In patients, the most extreme scarring phenotype is that of keloid scarring, where scar tissue spills out from the initial site of tissue damage. Our keloid studies showed FOXO1 is highly expressed in fibroblasts and inflammatory cells at the margin of a keloid compared with those fibroblasts in mature keloid sites, and that FOXO1 expression level was altered between African Americans and Japanese. These results indicate that FOXO1 may regulate the expression of collagen and, thus, its expression level may play a key role in scarring and keloids. Current investigations are focusing on the implications of FOXO1 polymorphisms on fibrotic diseases. Disequilibrium of FOXO1 is believed to affect human longevity^66,67 and, thus, polymorphism of FOXO1 may also affect homeostasis at the cellular and individual level as well. Therefore, a functional analysis of FOXO1 polymorphisms may further elucidate the differences in keloid morbidity and repair phenotypes by age and race. Determining how the FOXO1 signaling pathway regulates keloid progression for the homeostatic maintenance between proliferation and differentiation will thus be important to explore in future studies.

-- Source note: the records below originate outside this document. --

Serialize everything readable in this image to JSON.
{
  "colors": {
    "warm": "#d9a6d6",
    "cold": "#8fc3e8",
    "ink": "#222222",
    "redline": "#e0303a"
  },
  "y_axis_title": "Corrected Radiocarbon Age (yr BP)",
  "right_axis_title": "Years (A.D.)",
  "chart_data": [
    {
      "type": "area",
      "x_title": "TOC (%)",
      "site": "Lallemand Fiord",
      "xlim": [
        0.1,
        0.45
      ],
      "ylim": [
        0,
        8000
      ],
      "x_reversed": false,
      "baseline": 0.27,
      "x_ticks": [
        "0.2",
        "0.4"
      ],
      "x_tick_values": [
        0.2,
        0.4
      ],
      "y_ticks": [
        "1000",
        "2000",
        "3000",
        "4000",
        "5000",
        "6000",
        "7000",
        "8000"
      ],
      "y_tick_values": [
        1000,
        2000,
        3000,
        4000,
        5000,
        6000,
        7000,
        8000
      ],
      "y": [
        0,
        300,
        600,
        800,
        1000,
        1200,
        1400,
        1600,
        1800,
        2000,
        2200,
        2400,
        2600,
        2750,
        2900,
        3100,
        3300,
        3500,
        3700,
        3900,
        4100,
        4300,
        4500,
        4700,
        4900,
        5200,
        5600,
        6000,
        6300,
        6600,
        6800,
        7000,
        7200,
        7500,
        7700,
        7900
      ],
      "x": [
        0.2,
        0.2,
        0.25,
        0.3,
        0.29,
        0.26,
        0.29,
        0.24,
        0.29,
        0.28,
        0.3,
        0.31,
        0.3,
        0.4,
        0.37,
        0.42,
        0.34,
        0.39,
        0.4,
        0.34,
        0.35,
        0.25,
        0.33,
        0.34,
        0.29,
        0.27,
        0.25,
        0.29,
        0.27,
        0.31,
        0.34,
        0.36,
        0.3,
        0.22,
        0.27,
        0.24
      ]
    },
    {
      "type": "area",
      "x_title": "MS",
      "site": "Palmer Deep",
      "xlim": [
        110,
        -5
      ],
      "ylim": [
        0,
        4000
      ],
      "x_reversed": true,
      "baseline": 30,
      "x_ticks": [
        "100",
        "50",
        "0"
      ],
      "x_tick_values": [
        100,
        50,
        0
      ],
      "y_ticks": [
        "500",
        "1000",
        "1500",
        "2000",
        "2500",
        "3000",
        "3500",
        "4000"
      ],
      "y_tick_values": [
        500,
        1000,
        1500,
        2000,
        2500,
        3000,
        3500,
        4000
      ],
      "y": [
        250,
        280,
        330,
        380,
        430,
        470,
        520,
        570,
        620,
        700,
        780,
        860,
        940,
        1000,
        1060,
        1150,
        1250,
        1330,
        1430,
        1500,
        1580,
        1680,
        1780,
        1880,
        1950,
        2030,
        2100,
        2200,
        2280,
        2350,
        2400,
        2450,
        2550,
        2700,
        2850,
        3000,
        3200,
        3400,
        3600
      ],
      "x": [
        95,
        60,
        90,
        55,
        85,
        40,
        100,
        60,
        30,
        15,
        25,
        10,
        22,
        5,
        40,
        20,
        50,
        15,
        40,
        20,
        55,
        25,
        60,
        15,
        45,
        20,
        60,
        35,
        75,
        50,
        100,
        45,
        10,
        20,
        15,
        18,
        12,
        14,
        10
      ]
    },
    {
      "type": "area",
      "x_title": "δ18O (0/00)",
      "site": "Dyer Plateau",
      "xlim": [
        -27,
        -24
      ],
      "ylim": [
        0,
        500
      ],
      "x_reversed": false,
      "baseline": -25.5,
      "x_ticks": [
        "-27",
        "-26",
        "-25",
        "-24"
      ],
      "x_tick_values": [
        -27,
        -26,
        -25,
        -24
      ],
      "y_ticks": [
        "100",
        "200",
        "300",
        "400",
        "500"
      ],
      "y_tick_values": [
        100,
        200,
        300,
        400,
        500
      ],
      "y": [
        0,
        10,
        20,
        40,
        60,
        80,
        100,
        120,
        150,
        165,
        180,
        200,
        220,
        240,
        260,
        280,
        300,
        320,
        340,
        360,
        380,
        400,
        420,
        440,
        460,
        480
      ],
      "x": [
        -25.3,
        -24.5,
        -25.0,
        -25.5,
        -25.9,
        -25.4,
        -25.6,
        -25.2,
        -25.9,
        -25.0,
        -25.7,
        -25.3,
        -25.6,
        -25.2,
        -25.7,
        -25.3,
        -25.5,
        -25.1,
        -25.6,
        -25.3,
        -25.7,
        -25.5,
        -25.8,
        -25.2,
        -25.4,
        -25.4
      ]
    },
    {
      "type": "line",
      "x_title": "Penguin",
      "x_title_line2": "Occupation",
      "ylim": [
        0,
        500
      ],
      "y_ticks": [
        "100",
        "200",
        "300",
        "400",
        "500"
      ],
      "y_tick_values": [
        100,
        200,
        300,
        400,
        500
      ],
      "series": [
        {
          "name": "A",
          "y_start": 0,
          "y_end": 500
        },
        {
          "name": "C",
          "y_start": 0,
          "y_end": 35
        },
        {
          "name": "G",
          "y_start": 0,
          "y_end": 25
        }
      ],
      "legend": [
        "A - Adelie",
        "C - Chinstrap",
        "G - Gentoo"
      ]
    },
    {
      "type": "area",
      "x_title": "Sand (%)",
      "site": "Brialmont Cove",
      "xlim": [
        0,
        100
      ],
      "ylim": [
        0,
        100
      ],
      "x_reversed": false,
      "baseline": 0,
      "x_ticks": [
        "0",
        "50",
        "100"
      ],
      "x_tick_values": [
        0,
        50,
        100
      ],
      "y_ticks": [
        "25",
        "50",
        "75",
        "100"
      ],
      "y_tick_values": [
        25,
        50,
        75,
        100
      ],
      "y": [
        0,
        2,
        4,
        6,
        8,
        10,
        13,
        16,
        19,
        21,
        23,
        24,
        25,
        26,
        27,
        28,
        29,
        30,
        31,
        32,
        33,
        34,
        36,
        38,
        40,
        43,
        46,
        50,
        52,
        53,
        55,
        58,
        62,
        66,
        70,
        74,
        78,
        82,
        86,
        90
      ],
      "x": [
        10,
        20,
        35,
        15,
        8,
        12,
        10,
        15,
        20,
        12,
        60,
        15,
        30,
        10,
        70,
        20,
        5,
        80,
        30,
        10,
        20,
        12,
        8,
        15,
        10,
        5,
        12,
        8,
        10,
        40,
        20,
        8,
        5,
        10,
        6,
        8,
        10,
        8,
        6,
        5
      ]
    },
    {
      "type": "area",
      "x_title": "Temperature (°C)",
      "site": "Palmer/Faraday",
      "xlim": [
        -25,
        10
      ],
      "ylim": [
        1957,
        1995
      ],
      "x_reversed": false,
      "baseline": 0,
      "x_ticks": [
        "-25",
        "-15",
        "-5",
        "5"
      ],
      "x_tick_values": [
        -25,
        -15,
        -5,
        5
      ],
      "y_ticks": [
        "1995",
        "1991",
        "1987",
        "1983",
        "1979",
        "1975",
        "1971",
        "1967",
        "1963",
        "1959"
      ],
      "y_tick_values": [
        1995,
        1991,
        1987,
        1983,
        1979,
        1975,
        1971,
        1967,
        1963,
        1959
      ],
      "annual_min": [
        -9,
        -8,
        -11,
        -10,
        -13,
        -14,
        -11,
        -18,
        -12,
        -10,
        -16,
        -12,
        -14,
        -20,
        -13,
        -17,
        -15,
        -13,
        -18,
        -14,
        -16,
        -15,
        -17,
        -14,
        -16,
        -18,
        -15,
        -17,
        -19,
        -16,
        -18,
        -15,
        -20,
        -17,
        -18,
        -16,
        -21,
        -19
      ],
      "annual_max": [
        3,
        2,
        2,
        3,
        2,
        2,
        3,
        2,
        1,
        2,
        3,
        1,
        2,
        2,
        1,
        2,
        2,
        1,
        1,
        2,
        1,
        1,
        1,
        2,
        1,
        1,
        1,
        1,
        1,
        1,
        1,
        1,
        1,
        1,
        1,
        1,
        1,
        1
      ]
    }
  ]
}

In conclusion, the age-related gene FOXO1 plays a central role for tissue repair and remodeling. It may be considered a potential therapeutic target for enhancing tissue repair and remodeling as well as for dampening inflammatory diseases and fibrosis.

Supplemental Data

Supplemental Figure S1

Expression of FOXO1 protein at wound sites. IHC for FOXO1 (brown) using diaminobenzidene, showing prominent presence of FOXO1 in the epithelium and hair follicle of WT mice 1 day after injury [nuclei are stained with hematoxylin (violet)]. The arrow and arrowhead indicate the leading edge of epithelia and wound margin, respectively. Micrographs are representative of six sections. Scale bar = 100 μm.

Supplemental Figure S2

Angiogenesis at wound sites of heterozygous Foxo1^+/− and WT mice. A–D: Confocal imaging of three-dimensional blood vessel structures in intact skin and at the wound site. The arrowheads (B and D) indicate the wound margin. E: Vascular density is not altered in Foxo1^+/− mice (n = 6 for intact skin and 14 days; n = 15 for 7 days) compared with WT mice (n = 6 for intact skin; n = 12 for 7 days; n = 7 for 14 days). Data are presented as the means ± SEM. Scale bar = 100 μm.

Supplemental Figure S3

Foxo1^+/− mice are resistant to LPS-induced endotoxin shock. Age-matched WT (n = 14) and Foxo1^+/− (n = 11) mice were i.p. injected with 1 mg of LPS from E. coli O55. Survival was monitored for 4 days. The survival curve was analyzed using Kaplan-Meier survival analysis and was compared with the log-rank test. P = 0.0326.

Supplemental Figure S4

Collagen organization in intact skin of Foxo1^+/− and WT mice. A: TEM images of intact skin tissue from WT and Foxo1^+/− mice. High-magnification insets illustrate collagen fibril diameter in this tissue. B: Histograms of fibril diameters indicate total range of fibril diameters in intact skin from at least three fields of wound site from each mouse of WT (n = 839 fibrils from five mice) and Foxo1^+/− (n = 864 fibrils from five mice). Scale bars: 1 μm (A); 100 nm (insets). Original magnification, ×50,000 (insets).

Supplemental Figure S5

Full scans of Western immunoblots for the indicated figures. Figure 2E (A), Figure 3B (B), Figure 3C (C), and Figure 5B (D). Molecular weights of the target protein are in parentheses.